Dr Michael McKenna, a GP based in west Belfast, said doctors will work hard to ensure patients are vaccinated as soon as possible.
He said that, if necessary, younger patients can receive the flu vaccination by injection as opposed to the nasal spray, which will offer the required protection from the virus.
"It's difficult to predict exactly what is going to happen but we are concerned that we will have a similar difficult flu season to Australia, that's what is currently being anticipated," he said.
"GPs will work as hard as is needed to make sure that everyone who is eligible for the vaccination gets it.
"Croup and bronchiolitis seem to be hitting hard at the moment, which is a little bit early, but it means that the children's casualty has been working hard.
"They are a service that just seem to quietly get on with it, although it does put pressure on intensive care beds."
Ordinarily, the flu vaccines arrive with GPs and health trusts in mid-September, with vaccination clinics beginning in the first week of October, with the majority of clinics carried out by December.
Australia has just experienced one of its worst flu seasons in recent years.
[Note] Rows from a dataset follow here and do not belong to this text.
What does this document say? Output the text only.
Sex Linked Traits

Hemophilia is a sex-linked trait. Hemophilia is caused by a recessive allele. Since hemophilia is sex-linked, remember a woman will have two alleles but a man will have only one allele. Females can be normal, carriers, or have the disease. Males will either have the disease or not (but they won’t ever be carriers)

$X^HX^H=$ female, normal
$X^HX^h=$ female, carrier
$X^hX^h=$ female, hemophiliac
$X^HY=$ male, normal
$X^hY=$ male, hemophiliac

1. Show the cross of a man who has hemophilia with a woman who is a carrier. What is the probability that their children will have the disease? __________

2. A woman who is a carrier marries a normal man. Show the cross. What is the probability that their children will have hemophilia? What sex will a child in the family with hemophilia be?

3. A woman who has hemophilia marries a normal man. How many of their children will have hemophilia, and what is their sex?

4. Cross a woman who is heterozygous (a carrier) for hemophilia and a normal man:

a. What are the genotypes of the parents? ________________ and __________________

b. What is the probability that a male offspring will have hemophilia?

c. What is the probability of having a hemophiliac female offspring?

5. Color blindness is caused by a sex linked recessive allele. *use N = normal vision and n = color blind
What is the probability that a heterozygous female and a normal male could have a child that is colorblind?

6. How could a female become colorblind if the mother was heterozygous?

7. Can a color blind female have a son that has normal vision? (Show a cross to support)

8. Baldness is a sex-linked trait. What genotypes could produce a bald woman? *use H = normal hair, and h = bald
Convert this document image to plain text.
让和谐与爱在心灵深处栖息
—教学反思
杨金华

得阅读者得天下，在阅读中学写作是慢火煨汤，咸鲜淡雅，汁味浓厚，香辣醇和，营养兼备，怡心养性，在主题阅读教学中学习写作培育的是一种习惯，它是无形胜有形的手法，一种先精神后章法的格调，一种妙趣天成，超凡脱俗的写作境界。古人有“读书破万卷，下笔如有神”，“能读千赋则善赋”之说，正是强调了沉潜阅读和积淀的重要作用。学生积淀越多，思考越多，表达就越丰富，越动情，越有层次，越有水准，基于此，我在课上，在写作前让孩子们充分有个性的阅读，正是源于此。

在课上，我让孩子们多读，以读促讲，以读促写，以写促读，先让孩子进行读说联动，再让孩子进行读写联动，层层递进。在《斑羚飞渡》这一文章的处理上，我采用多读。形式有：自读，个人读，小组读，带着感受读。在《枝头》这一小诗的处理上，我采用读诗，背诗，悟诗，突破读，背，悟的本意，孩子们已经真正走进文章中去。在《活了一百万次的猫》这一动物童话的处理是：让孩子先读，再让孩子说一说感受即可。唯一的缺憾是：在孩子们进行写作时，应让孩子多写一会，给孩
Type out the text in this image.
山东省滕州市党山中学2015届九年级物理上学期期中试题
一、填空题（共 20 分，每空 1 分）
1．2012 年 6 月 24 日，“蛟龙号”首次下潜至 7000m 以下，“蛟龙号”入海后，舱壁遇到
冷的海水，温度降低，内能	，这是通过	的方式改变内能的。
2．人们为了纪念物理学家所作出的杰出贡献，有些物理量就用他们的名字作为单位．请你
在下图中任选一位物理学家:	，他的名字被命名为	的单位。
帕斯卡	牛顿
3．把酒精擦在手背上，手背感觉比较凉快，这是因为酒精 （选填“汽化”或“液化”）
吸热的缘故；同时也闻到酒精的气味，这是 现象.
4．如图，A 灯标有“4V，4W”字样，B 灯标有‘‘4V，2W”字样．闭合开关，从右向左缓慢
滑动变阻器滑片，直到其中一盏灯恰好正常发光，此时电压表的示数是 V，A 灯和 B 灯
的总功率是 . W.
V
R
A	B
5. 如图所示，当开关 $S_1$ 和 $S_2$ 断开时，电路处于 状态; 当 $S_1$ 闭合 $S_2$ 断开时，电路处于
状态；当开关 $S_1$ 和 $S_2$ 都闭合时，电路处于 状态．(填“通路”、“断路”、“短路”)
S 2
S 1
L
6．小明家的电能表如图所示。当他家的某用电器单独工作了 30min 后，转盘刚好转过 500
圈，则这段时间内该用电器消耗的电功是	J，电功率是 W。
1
The flu season in Australia usually spans from June to September and peaks in August. However, it started early this year. It produced a record number of influenza cases in summer and autumn, with 272,146 laboratory confirmed cases reported by the end of the first week of September.
Last year GP practices were forced to delay flu jab clinics for patients over the age of 65 due to a shortage of the vaccination.
It came after health chiefs admitted to some "logistical issues" in the roll-out of a new vaccine UK-wide for over-65s.